Als uw machine is uitgerust met absolute meetsystemen,
vervalt het passeren van de referentiemerken. De TNC is
dan direct na het inschakelen van de stuurspanning
gebruiksklaar.
Wanneer uw machine met incrementele meetsystemen
is uitgevoerd, dan kunt u al vóór het benaderen van het
referentiepunt de bewaking van het verplaatsingsbereik
inschakelen door op de softkey SW-EINDS. BEWAK. te
drukken. Uw machinefabrikant kan deze functie
asspecifiek beschikbaar stellen. Bedenk dat door het
indrukken van de softkey de bewaking van het
verplaatsingsbereik niet in alle assen actief hoeft te zijn.
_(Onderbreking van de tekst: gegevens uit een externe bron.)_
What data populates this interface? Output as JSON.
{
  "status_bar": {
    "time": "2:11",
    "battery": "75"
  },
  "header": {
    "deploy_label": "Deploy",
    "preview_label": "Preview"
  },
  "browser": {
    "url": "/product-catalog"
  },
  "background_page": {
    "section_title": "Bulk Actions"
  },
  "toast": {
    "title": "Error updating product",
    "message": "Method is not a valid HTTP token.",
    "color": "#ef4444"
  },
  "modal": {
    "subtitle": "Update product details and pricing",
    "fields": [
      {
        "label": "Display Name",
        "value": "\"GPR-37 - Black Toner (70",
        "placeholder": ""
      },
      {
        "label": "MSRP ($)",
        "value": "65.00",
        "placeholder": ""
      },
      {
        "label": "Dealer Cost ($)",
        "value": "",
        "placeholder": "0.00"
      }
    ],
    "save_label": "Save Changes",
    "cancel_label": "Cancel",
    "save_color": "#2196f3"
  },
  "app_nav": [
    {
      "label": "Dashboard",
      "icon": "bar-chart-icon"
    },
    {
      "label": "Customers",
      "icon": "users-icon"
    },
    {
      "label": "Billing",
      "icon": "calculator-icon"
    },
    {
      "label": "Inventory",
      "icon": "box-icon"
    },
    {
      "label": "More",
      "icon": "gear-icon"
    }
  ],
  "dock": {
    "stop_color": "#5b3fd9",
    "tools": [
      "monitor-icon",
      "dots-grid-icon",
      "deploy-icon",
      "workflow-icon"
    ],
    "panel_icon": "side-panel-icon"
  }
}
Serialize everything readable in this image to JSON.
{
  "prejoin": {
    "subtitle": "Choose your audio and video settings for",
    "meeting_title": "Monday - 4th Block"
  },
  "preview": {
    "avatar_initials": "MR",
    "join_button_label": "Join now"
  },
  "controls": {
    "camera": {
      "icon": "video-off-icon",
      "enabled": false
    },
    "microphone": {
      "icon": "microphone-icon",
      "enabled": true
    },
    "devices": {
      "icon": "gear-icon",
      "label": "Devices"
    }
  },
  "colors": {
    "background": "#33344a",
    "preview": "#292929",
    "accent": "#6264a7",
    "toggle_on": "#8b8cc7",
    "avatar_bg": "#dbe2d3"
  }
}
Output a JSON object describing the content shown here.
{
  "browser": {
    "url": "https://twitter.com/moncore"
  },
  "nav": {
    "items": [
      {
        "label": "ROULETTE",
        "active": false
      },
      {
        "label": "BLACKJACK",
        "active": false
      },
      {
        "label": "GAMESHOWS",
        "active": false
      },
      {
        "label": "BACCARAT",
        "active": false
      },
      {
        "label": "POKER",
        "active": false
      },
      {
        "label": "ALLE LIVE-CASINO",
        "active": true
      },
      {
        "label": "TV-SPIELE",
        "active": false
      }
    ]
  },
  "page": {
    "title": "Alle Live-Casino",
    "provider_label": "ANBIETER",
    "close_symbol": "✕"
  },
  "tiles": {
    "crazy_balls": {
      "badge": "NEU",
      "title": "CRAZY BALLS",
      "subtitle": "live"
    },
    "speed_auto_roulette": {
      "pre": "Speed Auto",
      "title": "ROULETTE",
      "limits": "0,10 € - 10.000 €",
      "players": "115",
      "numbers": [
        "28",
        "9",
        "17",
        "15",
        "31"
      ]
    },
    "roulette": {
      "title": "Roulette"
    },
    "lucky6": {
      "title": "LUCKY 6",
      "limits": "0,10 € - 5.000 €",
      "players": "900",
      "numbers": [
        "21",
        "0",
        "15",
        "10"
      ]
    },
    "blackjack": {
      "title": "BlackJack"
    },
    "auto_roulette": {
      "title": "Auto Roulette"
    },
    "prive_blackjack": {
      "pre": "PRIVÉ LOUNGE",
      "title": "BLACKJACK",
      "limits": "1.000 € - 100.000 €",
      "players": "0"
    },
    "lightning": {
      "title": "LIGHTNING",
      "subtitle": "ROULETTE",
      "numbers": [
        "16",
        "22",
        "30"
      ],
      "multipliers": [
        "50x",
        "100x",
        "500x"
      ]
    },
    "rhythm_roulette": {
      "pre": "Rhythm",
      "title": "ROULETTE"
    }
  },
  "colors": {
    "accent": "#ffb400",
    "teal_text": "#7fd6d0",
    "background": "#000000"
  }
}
Raadpleeg het machinehandboek.
Zorg ervoor dat voor alle assen de referentieprocedure is
uitgevoerd, voordat u de programma-afloop start. De TNC
stopt anders de bewerking zodra u een NC-regel met een
as wilt afwerken waarvoor de referentieprocedure niet is
uitgevoerd.
De TNC is nu gebruiksklaar en staat in de werkstand Handbediening.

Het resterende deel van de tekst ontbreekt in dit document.